メイドは頭を上げ、くすりと小さく笑った。ベッドの上の幼女に視線を合わせるため、腰を落とす。
「ご心配には及びません、パララ様。お帰りでしたらいつでも、お宅までお送り致します。ですがお帰りの前に、我が主人にお会いいただけますか? パララ様にお話があるようですので」
「にーちゃん? そや、にーちゃんどこ行ったん?」
「お隣の部屋にいらっしゃいます。ご案内致しましょう」
メイドは立ち上がり、右手を広げ、ドアの方を示した。
幼女はまだわずかに警戒していたが、ベッドから降りる。メイドの方を何度も振り返りながら、隣の部屋に向かった。
*
「なんなんだよ。なに拗ねてんだよ」
「拗ねてなんかないわ。可愛いわたしは、可愛くそっぽを向いているのよ」
「そういうのを拗ねてるっていうんだよ。なにが気に食わねえ?」
「強いて言えば、ハクの顔かしら」
「顔面はどうしようもねえよ!」
隣の部屋は、騒がしかった。
「失礼致します。ハク様、ノラ様」
「失礼致しますじゃねえよ! まずノックをしろ! そして鍵かかってんのにどうやって入った!」
「ノックは致しましたが、ご返答がありませんでしたので。それと、私の開錠スキルはご存じのはず」
メイドはピックとテンションを得意げに晒した。男は思い返す。そういえば今朝目覚めたとき、部屋に少女とメイドがいたことを。昨夜もちゃんと鍵を閉めていたはずなのにも関わらず。

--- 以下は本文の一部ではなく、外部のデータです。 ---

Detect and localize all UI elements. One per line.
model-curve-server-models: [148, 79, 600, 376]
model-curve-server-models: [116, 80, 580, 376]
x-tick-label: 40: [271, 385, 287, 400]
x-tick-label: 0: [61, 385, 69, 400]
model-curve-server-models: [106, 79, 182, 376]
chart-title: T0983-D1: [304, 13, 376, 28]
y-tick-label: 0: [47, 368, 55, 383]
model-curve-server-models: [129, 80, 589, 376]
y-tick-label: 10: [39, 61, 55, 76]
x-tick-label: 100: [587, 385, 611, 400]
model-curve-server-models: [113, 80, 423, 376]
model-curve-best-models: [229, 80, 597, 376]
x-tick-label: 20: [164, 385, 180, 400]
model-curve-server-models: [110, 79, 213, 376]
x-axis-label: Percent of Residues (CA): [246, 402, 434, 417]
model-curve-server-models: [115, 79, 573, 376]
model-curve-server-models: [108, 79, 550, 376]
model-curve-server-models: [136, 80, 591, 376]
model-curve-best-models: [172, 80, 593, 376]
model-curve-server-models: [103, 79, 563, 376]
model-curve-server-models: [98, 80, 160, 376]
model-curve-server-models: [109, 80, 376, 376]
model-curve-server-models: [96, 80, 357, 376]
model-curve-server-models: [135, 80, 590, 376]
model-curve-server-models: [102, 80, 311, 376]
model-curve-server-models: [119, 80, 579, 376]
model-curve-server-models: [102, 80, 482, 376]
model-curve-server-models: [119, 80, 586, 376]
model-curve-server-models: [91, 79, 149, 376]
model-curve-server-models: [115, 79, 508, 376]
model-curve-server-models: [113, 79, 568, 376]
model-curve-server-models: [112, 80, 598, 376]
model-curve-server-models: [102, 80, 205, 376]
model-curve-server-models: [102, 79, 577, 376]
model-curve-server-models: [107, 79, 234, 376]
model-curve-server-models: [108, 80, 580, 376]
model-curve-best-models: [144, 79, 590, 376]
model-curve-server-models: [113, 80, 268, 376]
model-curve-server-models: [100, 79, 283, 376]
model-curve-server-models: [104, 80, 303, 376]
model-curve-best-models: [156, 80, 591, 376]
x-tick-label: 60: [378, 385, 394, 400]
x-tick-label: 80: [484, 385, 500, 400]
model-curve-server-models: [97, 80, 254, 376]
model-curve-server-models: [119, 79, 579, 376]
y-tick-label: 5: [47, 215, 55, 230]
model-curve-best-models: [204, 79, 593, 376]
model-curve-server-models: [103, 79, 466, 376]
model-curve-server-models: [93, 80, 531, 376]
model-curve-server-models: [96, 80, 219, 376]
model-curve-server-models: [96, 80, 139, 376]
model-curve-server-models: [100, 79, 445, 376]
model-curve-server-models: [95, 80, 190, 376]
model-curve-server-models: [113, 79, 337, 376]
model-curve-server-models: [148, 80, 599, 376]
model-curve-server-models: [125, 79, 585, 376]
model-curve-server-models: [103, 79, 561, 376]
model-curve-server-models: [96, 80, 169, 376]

男は叫び疲れてうなだれた。床に膝をつき、頭を抱える。
「にーちゃん!」
男は幼女から体当たりの追撃を受ける。痩せ細った体は骨ばっていて意外と痛い。
体を起こすと、肩に重量を感じる。とても軽い、わずかな重量を。
「パララか。起きたんだな」
男は背後に向けて言った。起き上がって視界に入る少女の顔は、やはり不機嫌そうだ。
「うん! にーちゃん、起きたで!」
幼女は男の首元に頬をこすりつける。なぜだか男には気を許しているようだ。
「それで、改めて話がある、パララ」
男が言う。言うと幼女は「あー、解っとる、解っとる」と男の耳元に唇を寄せた。
「結婚式の日取りやろ? ウチはいつでもええで」
男は世界が凍りつく音を聞いた。少女の顔は怒りの形相に変わり、メイドは静かにスマートフォンを取り出す。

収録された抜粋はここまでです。